I went home that night to put Karen’s lyrics to music. Because Karen shared so much of her experience with me, I found her words to be natural and poetic. I came back the following Monday to present the song to Karen. As I sang, she closed her eyes and began to cry. She then said to me, “This has given me confidence and strength. I feel a sense of accomplishment. I never really become emotional but I also never really thought that I would write a song from my hospital bed.”
As a singer-songwriter, I admired Karen’s honesty and courage. Much like Leonard Cohen, Karen perfectly embodied the human experience through song. As a music therapy intern, it has been an honour to bear witness to her story and numerous others. To be with them in their suffering is something I do not take lightly and will hold closely throughout my career. Therapeutic song writing is a technique that music therapists often encourage regardless of the patient’s previous experience with music or song writing. It is an accessible intervention that can be used by individuals of any age or diagnosis. I encourage patients of all ages and stages to consider songs that are meaningful to them, and to reflect on lyrics that may hold deeper meaning, or reflect their own narratives. As music therapist Kenneth Bruscia writes “a composer is an architect of emotions, expressed in sound” (Bruscia, 2014). Karen’s song writing process embodied this very idea. It is my hope that when Karen reflects back on her hospital stay she will remember that through pain and suffering, came beauty and music.

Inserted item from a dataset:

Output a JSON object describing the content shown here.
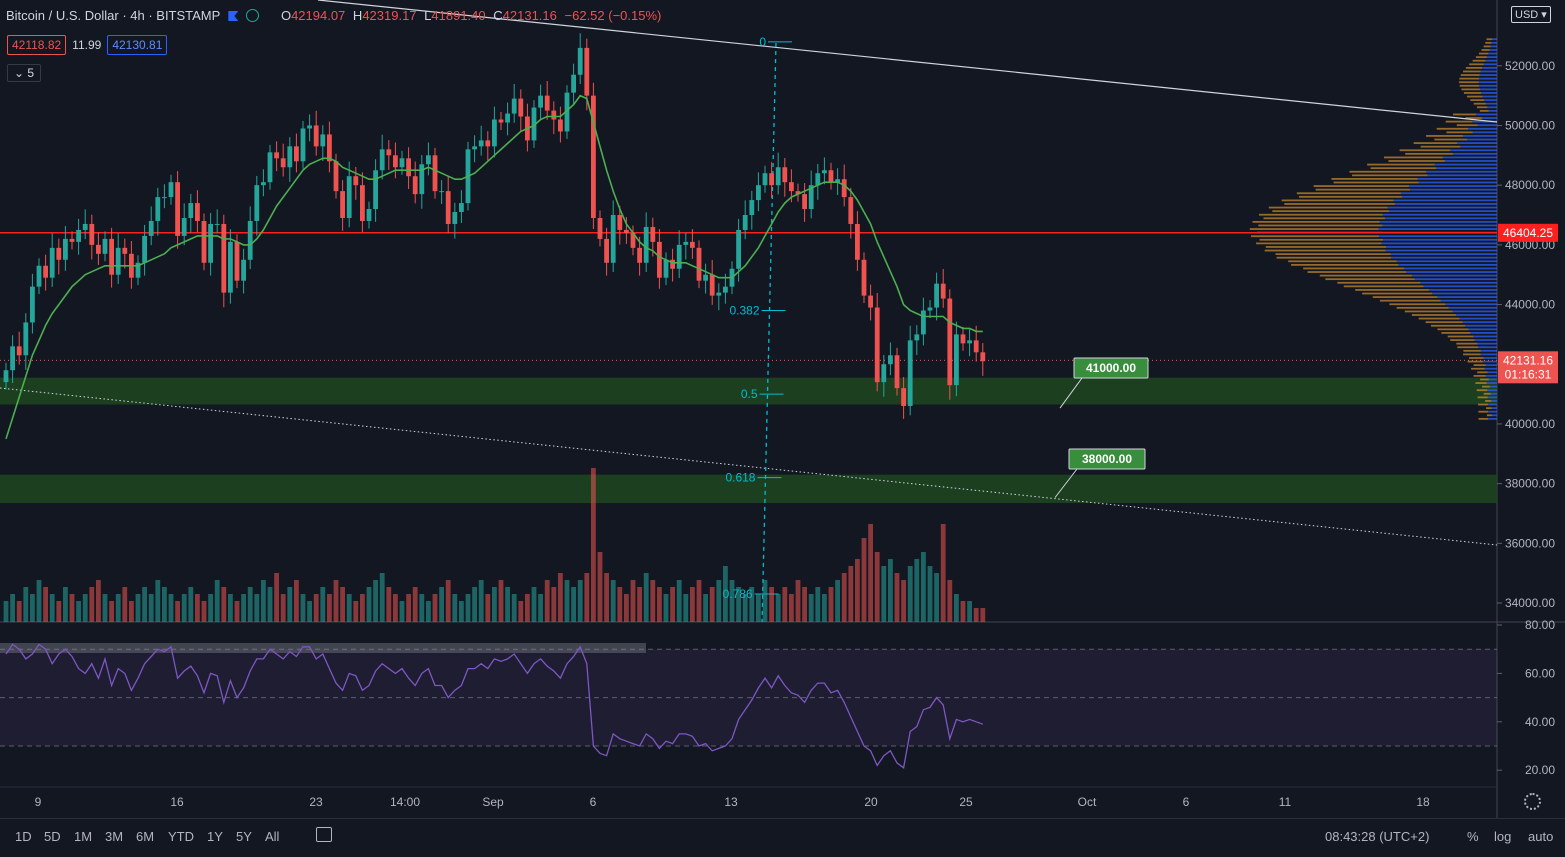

Bruscia, K. (2014). Defining Music Therapy, 3rd Edition. Dallas: Barcelona Publishers.
Taylor Kurta is a fourth year undergraduate student pursuing a degree in Music Therapy at Wilfrid Laurier University. In September of 2018, she will begin her Masters in Music and Health Sciences at the University of Toronto, with a focus in Neuroscience and research interests in Neurologic Music Therapy. Taylor is an established singer/songwriter who was awarded with Canada’s Walk of Fame/RBC Emerging Artist in 2013. Taylor is a passionate advocate for Music Therapy in healthcare and is committed to making Music Therapy a primary form of care in hospital settings.